From Thomas Barclay
Paris 4th. Sepr. 1782
Since my arrival here I received the packet which I inclose to you from M Livingston with particular instructions relative to it.1 I send it by the bearer Mr. Frazer of Boston under Cover to Mess: Ingraham & Bromfield who will take proper Care of it. Doctor Franklin has been a good deal indisposed with the Gout and gravel, he is somewhat better, and went abroad in a Carriage on sunday; I have the pleasure to inform you that he accepted My bills as they appear’d, and seems perfectly satisfied with the Holland transactions. He has Communicated to me the Draught of the Convention made by Congress relative to the Consular powers and privileges in France, with a desire to have My opinion of it before he lays it before the Minister. I find Congress has adopted the Idea that the Court of France recommended, and agree to inderdict the Consul and Vice Consuls from all Traffic or Commerce for their own or anothers benefit. This will oblige Congress to pay large Sallarys to those officers, and I think it will not be Very easy to get proper persons to fill the departments, without a Considerable additional Expence to the public—and if it is thought improper to permit Consuls engaging in Commerce, it wou’d I apprehend be better to prohibit them by Instructions, than for Congress to tye themselves down by a Convention, from which they will not be at liberty to recede without the Consent of the Court of France, even if they shou’d wish to alter this article of the Convention. This is all that has ocurrd on the subject which is quite new to me, for tho’ the Resolution pass’d in January last, I did not hear of it untill my arrival from Holland.2 Mr. Fitzherbert and Mr. Oswald are here, and are said to be negociating, but it is generaly thought no peace can take place untill the Campaign in America is Closed.

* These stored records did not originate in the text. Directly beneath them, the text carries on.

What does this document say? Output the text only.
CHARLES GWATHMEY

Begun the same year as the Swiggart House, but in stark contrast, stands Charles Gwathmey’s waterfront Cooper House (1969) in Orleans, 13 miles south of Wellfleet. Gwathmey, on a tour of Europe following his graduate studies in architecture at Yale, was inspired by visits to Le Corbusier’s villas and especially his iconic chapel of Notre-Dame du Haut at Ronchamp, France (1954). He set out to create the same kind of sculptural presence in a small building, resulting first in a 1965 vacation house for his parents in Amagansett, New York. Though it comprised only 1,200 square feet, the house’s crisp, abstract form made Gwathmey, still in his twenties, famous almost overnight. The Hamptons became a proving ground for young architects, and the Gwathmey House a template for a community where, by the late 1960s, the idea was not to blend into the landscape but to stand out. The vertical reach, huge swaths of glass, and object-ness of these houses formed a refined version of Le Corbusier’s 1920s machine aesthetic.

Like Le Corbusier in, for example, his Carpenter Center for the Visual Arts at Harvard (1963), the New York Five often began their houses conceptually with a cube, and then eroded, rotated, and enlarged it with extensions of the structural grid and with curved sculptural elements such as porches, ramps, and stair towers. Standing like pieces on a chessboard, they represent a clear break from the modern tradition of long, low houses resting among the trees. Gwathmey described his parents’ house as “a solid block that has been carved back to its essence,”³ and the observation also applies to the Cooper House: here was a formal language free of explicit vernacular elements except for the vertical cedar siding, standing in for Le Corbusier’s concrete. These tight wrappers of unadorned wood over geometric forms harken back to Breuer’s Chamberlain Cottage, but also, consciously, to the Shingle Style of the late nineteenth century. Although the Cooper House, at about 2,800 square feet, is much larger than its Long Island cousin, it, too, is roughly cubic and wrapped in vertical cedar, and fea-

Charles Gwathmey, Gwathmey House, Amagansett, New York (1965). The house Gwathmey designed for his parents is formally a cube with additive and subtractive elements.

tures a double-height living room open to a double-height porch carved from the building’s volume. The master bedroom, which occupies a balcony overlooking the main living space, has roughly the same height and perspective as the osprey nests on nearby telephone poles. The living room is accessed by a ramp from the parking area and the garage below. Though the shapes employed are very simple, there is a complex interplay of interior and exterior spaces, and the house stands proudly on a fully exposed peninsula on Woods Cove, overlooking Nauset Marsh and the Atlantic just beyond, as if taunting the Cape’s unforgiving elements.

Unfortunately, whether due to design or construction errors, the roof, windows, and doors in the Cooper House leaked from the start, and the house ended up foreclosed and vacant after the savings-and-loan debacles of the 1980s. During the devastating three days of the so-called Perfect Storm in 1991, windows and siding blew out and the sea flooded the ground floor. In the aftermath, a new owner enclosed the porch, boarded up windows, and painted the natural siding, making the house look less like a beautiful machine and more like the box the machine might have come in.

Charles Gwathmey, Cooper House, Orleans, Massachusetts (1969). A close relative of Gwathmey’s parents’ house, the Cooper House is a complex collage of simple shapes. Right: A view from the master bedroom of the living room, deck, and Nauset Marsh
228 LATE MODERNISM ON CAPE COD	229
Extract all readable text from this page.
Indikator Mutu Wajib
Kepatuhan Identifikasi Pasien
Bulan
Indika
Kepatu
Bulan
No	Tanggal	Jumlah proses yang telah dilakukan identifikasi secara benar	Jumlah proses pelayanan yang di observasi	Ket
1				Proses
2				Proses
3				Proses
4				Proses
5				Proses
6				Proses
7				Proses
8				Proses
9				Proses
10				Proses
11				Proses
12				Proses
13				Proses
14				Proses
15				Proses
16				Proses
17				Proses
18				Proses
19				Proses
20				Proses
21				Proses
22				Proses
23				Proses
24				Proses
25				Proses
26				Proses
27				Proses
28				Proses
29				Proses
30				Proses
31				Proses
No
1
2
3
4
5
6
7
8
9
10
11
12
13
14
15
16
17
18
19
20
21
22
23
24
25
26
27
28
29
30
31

The Marquis de la Fayette cannot now say when he will return, which induces me to think there is no great probability of any very active operations taking place there. I deliver’d your letter to Mr. Jay, who said you had not mention’d the receipt of any from him, tho’ he had written several to you. The packets which you and Mr. Dumas gave me for Mr. Livingston, with one for Mrs. Adams I sent to L’orient to be forwarded by the ship Alexander to Boston.3
I beg You will beleive me to be with the greatest sincerity and Esteem Dear Sir Your Most Obed. & Most Huml Serv.
My best wishes wait on all the gentlemen of your family.
RC (Adams Papers); endorsed: “Mr Barclay. 4. Sept. 1782.”
1. Barclay had received this packet with Robert R. Livingston’s letter of 30 May 1782. It contained Livingston’s letter of 30 May to JA, with which was enclosed a code to use in his correspondence, for which see that letter, and note 3, above.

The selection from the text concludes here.